Interestingly, even his closest friends called him a yurodivy. In their attitude toward Mussorgsky, for all the public praise of his musical gifts, there was always a note of intellectual condescension. Balakirev privately stated that Mussorgsky was “almost an idiot.”39 Stasov readily agreed: “I think he is a total idiot.”40 For Rimsky-Korsakov, the most circumspect of the group, Mussorgsky’s personality was made up of two components—“on the one hand, a prideful opinion of himself and a conviction that the path he has selected in art is the only correct one; on the other, a complete downfall, alcoholism, and the resultant constantly cloudy head.”41

The word was spoken—alcoholism! Mussorgsky drowned himself in a sea of wine, cognac, and vodka. It turned him before the very eyes of his stunned friends from a refined gentleman into an antisocial bum, a Petersburg yurodivy.

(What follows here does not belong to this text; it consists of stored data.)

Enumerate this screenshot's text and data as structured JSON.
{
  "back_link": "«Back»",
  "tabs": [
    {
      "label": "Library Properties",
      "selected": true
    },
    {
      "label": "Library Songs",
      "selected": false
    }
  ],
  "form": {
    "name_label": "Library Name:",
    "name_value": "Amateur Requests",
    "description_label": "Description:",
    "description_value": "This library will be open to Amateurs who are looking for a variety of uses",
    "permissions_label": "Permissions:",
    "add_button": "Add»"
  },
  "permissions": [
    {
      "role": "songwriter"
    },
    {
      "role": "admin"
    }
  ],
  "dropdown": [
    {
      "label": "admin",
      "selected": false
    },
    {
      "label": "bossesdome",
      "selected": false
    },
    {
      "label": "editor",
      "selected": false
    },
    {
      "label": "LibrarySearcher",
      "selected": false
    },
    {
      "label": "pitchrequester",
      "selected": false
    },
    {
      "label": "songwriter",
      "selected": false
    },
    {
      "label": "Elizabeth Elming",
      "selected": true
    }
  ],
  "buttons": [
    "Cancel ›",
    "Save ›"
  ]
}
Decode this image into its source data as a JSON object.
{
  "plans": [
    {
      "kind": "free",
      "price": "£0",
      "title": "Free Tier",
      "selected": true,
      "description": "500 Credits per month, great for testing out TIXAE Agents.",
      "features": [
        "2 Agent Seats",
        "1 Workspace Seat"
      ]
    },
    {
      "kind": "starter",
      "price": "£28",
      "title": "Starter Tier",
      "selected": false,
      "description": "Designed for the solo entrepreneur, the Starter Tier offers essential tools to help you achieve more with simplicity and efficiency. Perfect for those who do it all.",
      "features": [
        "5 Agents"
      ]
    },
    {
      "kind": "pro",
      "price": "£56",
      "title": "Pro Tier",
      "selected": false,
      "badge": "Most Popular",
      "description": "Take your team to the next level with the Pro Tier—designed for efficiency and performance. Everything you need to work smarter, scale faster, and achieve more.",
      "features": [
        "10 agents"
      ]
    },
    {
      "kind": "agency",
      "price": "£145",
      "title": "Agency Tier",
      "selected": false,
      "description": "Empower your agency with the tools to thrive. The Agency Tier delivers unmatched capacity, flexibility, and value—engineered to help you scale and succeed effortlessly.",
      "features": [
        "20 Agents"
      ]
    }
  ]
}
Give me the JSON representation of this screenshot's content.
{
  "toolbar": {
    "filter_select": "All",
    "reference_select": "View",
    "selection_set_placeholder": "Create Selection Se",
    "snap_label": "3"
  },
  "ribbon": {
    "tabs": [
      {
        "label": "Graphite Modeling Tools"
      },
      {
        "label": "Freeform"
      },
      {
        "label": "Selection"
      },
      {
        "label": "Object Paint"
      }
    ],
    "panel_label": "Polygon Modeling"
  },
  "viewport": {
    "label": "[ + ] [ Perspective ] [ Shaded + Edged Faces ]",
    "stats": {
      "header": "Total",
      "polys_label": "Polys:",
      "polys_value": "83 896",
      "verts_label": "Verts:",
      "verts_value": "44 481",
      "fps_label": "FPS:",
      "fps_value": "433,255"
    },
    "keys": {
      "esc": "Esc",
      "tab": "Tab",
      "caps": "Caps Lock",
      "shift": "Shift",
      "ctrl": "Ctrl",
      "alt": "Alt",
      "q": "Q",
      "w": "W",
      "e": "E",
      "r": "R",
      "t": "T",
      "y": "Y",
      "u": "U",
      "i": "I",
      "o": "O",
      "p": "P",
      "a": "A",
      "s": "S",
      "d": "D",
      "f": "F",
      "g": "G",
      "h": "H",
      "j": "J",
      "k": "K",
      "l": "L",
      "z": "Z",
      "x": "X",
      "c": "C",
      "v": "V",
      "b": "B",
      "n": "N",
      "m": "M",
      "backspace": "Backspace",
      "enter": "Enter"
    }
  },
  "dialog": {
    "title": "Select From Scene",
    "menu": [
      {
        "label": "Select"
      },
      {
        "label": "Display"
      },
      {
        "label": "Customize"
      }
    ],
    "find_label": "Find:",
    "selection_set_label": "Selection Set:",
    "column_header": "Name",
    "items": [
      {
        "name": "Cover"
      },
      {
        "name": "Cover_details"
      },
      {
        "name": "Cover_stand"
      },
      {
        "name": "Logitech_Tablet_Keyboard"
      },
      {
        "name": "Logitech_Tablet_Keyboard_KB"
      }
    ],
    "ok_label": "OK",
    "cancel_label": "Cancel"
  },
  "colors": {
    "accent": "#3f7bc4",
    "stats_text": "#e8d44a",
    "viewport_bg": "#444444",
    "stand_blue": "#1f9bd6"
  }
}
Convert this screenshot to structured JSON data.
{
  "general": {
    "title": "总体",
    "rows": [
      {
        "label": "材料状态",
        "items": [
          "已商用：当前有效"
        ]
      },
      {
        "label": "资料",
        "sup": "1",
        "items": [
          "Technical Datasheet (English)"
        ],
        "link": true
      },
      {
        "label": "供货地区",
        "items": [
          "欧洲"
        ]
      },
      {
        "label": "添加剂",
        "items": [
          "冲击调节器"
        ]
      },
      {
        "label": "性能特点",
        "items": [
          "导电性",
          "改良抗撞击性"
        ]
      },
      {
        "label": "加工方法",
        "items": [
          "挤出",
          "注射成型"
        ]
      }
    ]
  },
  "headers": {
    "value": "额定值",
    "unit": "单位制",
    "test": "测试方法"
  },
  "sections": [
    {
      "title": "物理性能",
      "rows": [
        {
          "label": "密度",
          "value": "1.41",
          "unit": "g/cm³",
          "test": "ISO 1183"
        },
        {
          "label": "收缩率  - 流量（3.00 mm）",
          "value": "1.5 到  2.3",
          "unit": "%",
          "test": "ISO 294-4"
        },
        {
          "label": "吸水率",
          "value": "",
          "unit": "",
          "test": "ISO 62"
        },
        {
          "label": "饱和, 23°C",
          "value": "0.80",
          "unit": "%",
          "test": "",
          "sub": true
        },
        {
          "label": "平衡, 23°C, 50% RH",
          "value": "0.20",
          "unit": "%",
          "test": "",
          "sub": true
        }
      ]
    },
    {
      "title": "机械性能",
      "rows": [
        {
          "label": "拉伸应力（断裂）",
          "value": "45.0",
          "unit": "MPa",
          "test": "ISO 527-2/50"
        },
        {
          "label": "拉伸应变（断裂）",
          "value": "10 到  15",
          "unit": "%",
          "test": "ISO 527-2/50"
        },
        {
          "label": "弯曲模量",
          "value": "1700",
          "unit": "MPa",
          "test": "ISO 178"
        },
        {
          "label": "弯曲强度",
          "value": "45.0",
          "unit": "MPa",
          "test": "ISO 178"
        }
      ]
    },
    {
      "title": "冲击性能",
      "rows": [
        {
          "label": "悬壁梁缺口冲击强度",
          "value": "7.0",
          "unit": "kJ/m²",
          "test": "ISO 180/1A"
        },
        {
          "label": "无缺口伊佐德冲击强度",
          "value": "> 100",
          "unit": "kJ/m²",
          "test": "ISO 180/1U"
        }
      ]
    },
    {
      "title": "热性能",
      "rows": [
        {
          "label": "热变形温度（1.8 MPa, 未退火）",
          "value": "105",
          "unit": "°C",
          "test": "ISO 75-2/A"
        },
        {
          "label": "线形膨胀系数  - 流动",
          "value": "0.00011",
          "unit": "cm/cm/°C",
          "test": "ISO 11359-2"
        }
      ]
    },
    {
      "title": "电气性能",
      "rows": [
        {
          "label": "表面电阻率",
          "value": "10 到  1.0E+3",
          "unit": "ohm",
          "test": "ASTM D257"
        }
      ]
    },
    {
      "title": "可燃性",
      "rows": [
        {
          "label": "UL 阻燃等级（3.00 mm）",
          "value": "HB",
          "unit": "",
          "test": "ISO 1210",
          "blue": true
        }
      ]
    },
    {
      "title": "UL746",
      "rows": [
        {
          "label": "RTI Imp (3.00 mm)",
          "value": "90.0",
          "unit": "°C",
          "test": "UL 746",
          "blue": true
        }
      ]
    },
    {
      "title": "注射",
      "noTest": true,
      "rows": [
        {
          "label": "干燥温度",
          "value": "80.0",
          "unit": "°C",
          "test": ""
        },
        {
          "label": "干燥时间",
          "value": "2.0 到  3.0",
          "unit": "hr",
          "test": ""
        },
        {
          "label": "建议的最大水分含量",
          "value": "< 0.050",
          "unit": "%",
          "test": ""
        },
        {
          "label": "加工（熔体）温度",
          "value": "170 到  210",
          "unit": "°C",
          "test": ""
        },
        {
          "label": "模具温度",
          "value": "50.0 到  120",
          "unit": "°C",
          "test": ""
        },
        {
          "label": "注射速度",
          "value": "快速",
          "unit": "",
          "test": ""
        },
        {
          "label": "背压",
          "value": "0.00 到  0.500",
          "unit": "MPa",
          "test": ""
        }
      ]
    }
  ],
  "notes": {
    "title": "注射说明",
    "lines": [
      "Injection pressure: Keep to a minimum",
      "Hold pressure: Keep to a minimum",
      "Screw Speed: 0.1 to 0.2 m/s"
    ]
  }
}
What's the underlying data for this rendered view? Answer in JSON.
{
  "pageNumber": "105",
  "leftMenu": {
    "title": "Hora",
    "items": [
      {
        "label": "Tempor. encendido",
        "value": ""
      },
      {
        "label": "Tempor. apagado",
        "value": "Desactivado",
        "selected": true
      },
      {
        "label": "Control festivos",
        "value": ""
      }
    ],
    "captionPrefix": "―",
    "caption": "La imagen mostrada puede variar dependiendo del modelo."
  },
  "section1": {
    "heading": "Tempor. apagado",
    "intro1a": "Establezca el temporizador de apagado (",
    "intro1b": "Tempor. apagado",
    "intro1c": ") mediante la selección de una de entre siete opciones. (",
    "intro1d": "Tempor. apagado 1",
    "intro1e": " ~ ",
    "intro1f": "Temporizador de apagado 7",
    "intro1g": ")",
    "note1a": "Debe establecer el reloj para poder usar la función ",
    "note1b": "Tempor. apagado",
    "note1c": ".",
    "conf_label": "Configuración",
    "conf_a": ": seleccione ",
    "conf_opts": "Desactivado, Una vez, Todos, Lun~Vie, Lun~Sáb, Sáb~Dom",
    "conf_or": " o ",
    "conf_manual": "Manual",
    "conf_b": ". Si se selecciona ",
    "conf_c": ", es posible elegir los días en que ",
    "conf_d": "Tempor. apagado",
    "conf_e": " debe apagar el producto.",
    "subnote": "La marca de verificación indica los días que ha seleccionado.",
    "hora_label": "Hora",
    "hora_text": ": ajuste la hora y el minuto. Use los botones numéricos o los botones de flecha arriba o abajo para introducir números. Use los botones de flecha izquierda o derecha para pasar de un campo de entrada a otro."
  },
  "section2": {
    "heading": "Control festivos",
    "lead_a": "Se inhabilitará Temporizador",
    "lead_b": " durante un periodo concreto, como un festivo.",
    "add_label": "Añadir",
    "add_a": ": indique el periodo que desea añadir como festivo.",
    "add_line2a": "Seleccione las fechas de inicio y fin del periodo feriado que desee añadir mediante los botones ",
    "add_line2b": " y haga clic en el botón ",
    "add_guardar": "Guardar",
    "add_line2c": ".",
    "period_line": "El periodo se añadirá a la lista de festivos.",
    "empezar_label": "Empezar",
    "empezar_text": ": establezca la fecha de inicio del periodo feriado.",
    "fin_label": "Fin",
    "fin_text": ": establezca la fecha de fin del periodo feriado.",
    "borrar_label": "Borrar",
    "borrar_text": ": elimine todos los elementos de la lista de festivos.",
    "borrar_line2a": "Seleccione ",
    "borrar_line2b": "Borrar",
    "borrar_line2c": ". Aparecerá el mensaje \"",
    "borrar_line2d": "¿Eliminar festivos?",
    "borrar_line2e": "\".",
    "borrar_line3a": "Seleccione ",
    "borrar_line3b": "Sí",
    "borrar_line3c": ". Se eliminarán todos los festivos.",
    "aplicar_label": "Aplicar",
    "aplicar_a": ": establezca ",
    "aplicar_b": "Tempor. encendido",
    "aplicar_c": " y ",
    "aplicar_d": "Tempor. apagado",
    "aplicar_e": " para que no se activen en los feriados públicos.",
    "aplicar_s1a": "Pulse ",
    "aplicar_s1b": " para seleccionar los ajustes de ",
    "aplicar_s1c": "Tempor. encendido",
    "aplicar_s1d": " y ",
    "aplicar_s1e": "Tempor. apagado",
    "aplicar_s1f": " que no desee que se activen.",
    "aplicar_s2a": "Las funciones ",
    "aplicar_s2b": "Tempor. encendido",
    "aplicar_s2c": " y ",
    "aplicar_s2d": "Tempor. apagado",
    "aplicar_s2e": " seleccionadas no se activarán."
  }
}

Of course, alcoholism was Mussorgsky’s personal weakness, but at the same time it was a typical phenomenon for that part of Mussorgsky’s generation that wanted to oppose the establishment and express its desperate protest through extreme forms of behavior. “An intense worship of Bacchus was considered to be almost obligatory for a writer of that period,” noted a contemporary. “It was a showing off, a ‘pose’ for the best people of the sixties.” Another commentator seconded this opinion: “Talented people in Russia who love the simple folk cannot but drink.”42

Spending day and night in a Petersburg tavern of low repute, the Maly Yaroslavets, in the company of bohemian dropouts like himself, Mussorgsky consciously broke his ties with the “decent” circles of the Petersburg elite. He and his fellow drinkers idealized their alcoholism, raising it to a level of ethical and even aesthetic opposition. Their bravado was little more than a course toward isolation and eventual self-destruction.

On his way to the abyss, Mussorgsky expressed his doubts. Testimony to his ambivalence was his most Petersburg composition, the song cycle with its symbolic title, Sunless (1874, to the poetry of his close friend, Arseny Golenishchev-Kutuzov). In the six clearly autobiographical song-monologues of Sunless, Mussorgsky portrays himself as one who feels as if the present did not exist for him in the heart of a megalopolis. His failed love, his feeble attempts at contact and communication were all in the past, but even the past might be an illusion. A woman’s brief glance in a crowd turns into a haunting memory—Mussorgsky accents that detail with surreal insistence reminiscent of Dostoyevsky.

Mussorgsky’s protagonist, lacking a present, doubting the past, has no future, either. He suffers during a Petersburg white night, enclosed by the four walls of his small room, just like Raskolnikov, and sums up his lonely, joyless existence. And when the final song of the cycle is complete, lulling and enchanting, it becomes obvious that the hero, in quiet prostration, has no other way out but suicide. The city rejects the crushed individual and so he is prepared to vanish into nothingness.

Sunless is one of Mussorgsky’s creative peaks and his most significant contribution to the Petersburg mythos first sketched by Dostoyevsky. This cycle has an extraordinarily flexible vocal line free of formal constraints, with bold harmonies and the freshness of its piano accompaniment, and an astonishingly laconic manner and restraint that made Mussorgsky a revelation for Claude Debussy and Maurice Ravel, and through them for later musical culture. It is a miniature encyclopedia of the composer’s style and makes clear why Mussorgsky’s influence, enormous in Russia, is noticeable in many vocal works of twentieth-century Western composers.

Mussorgsky’s death was in fact if not in intent a suicide. After a stroke brought on by drinking, he was placed by his friends in a military hospital. Under the strict care of a sympathetic doctor, Mussorgsky’s health began to improve. But feeling better, he bribed the guard with twenty-five rubles, a large sum in those days, to bring him a bottle of forbidden alcohol.

That bottle of cognac, consumed in one sitting with an apple for an hors d’oeuvre, brought on a fatal stroke. Mussorgsky had time only to cry, “It’s all over! Ah, I am a wretch!” Learning of Mussorgsky’s death, one of his drinking companions at the Maly Yaroslavets tavern noted philosophically, “Even a copper coffee pot burns out over a spirit flame, and a man is more fragile than a coffee pot.”43

A powerful testimony to Mussorgsky’s end is a portrait by Ilya Repin in March 1881, painted in just four days of an incredible improvisational surge, only ten days before the composer’s death. Repin, a leading Wanderer, friend, and admirer of Mussorgsky (the feeling was mutual), rushed to the military hospital where the composer was a patient.